- Directed by: Dan Hartley
- Written by: Dan Hartley
- Produced by: Dan Hartley Richard B. Shean
- Starring: Bretten Lord Alan Gibson Nancy Clarkson Robert Hayes
- Cinematography: David Mackie
- Edited by: Dawn Feather Dan Hartley
- Music by: Samuel Sim
- Production company: Rogue Runner
- Release date: 2013;
- Running time: 93 minutes
- Country: England
- Language: English
- Budget: £65,000

= Lad, A Yorkshire Story =

2013 British drama film

Lad: A Yorkshire Story is a 2013 British film detailing the coming-of-age of 13 year-old Tom, who goes off the rails after his father dies. Tom is given community service after committing an offence, the sentence being to work with a Yorkshire Dales park ranger repairing paths and building stiles. The film was released in 2013 after being adapted from a short film from 2011 by the same director.

The film was only given a limited release as its director, Dan Hartley, could not find a distributor. However, during the 2020 lockdowns caused by the COVID-19 pandemic, online downloads of the film soared to over 400,000 and the film garnered praise from viewers.

==Synopsis==
Tom Proctor is a 13-year-old boy living in the Yorkshire Dales. One day, his father, who is a quarryman, unexpectedly dies, and when the bank threatens to foreclose on his deceased father's house mortgage, the family fear they will lose the quarry cottage.

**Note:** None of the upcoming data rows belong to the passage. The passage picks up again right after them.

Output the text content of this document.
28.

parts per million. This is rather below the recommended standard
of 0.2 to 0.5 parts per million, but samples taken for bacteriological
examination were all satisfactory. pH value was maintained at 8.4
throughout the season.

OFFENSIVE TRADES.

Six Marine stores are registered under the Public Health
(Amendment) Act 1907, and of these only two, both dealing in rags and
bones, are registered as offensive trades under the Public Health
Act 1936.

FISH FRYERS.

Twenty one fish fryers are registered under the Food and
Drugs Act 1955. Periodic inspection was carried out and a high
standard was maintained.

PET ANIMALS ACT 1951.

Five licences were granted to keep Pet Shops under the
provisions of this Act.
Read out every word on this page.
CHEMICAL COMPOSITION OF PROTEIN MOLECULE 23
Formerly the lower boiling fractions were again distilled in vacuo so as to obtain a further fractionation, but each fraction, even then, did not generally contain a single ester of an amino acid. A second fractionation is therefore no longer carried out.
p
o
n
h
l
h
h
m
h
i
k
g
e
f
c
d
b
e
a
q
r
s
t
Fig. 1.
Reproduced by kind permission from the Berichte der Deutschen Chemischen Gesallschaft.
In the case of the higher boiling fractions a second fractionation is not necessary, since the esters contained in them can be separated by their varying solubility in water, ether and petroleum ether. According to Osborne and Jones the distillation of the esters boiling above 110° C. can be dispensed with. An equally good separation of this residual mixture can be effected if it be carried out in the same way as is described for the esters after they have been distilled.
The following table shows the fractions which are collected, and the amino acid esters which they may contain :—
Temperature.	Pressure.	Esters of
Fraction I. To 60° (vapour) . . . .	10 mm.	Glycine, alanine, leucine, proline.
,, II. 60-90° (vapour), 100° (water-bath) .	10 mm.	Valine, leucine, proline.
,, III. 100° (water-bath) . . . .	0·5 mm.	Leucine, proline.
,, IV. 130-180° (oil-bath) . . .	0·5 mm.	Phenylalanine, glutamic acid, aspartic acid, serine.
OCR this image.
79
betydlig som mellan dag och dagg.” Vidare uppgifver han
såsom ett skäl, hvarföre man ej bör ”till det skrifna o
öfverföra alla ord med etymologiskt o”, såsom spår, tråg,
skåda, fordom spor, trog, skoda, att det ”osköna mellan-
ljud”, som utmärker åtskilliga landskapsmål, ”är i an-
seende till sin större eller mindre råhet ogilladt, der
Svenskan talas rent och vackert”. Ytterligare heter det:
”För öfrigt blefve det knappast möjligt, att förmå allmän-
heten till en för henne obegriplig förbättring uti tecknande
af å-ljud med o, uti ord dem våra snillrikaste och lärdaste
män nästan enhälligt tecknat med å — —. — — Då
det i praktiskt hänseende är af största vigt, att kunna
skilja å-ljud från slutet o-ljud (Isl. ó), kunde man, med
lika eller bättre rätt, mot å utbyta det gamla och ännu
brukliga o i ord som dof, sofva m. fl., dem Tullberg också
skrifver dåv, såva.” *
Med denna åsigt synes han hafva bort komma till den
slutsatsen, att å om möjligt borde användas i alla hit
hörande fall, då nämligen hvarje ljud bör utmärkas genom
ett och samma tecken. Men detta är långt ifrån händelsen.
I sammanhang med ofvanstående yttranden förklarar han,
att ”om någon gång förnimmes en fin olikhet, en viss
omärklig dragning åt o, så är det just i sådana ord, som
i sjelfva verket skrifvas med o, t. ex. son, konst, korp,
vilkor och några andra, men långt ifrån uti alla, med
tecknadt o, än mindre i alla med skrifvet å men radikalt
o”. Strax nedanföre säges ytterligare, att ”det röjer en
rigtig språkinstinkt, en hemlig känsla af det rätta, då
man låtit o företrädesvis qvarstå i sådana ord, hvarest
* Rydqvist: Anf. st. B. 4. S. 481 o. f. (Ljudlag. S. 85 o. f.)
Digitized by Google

In protest Tom borrows a tractor and sprays the local bank with manure, which gets him into trouble and he is made to do community service with Al, a Yorkshire Dales park ranger. At the same time, Tom and his mum worry about each other and Tom's older brother Nick, whom he idolises, joins the army.

==Cast==

- Bretten Lord as Tom Proctor
- Alan Gibson as Al Thorpe
- Nancy Clarkson as Sarah Proctor
- Robert Hayes as Nick Proctor
- Liam Thomas as David Proctor
- Molly McGlynn as Lucy Thorpe
- Oliver Exley as Sean Ackerthwaite
- Nick Fawcett as Farmer Blight

- Mario Demetriou as PC Baxter
- John Hayes as Quarry foreman
- Rita Davies as Bookshop owner
- Alex Froom as Postman
- Richard Sails as Headmaster
- Mitch Low as New ranger
- Niall Thorpe as Tom's friend
- Giles Bowring as Lord Gisburn

==Production==
The film was shot in and around the Yorkshire Dales, (within a 10 mi radius of Settle) where Dan Hartley, the writer and director, grew up. It is partly autobiographical, with the character of Tom being based on Dan Hartley, and that of Al being based on a park ranger who Dan worked with in his teens. Hartley said he is from the area originally and he came back "into the community to make the film, and the cast is people who live here." He went on to say that many members of the cast had never acted before, including both lead characters, Bretten Lord and former soldier Alan Gibson. He said they held open auditions in Cumbria and North Yorkshire in 2011 and it "worked out really well using people who hadn't acted before."

One of the reasons why distributors were reluctant to sign up to distribute the film was the lack of a 'name' in the cast. In fact, prior to the filming of Lad, the two main actors had not acted professionally before. Alan Gibson, who played Al, the park ranger, claimed to have been a soldier in the SAS.

==Reception==
Steve Morrissey, writing in the Radio Times gave the film three stars out of five saying that "[Bretten Lord] delivers a charismatic debut performance". The Video Librarian wrote, "based on his own 2011 short film, filmmaker Dan Hartley expands his original simple tale with atmospheric scenes shot in the hills and moors of the Dales; an affecting story of a brokenhearted child who experiences great loss and rapid change, this is recommended."

Sheila Intner from Library Journal commented that "splendid casting, wonderfully understated acting, and beautiful camera work contribute to the ups and downs that make Lad well worth watching.

The movie won awards for Best Film and Best Feature Narrative Film, at the Mexico International and Anchorage International Film Festival's respectively. Bretten Lord was named best child actor at the Hollywood International Family Festival.

The film became a surprise download/streaming success during the 2020 lockdowns. Over 1.5 million people had watched it on YouTube in 2020 and it had amassed over 400,000 in viewing figures on Amazon Prime. Whilst the film was shot on a budget of £65,000, Hartley acknowledges that he won't make any money off of the project. The film peaked at number five in the iTunes independent chart mere days after it was made available for nationwide release. Hartley remarked that "as the only self-distributed film to appear in the top 100 it's testament to the support of our fans and the terrific word of mouth the film has garnered."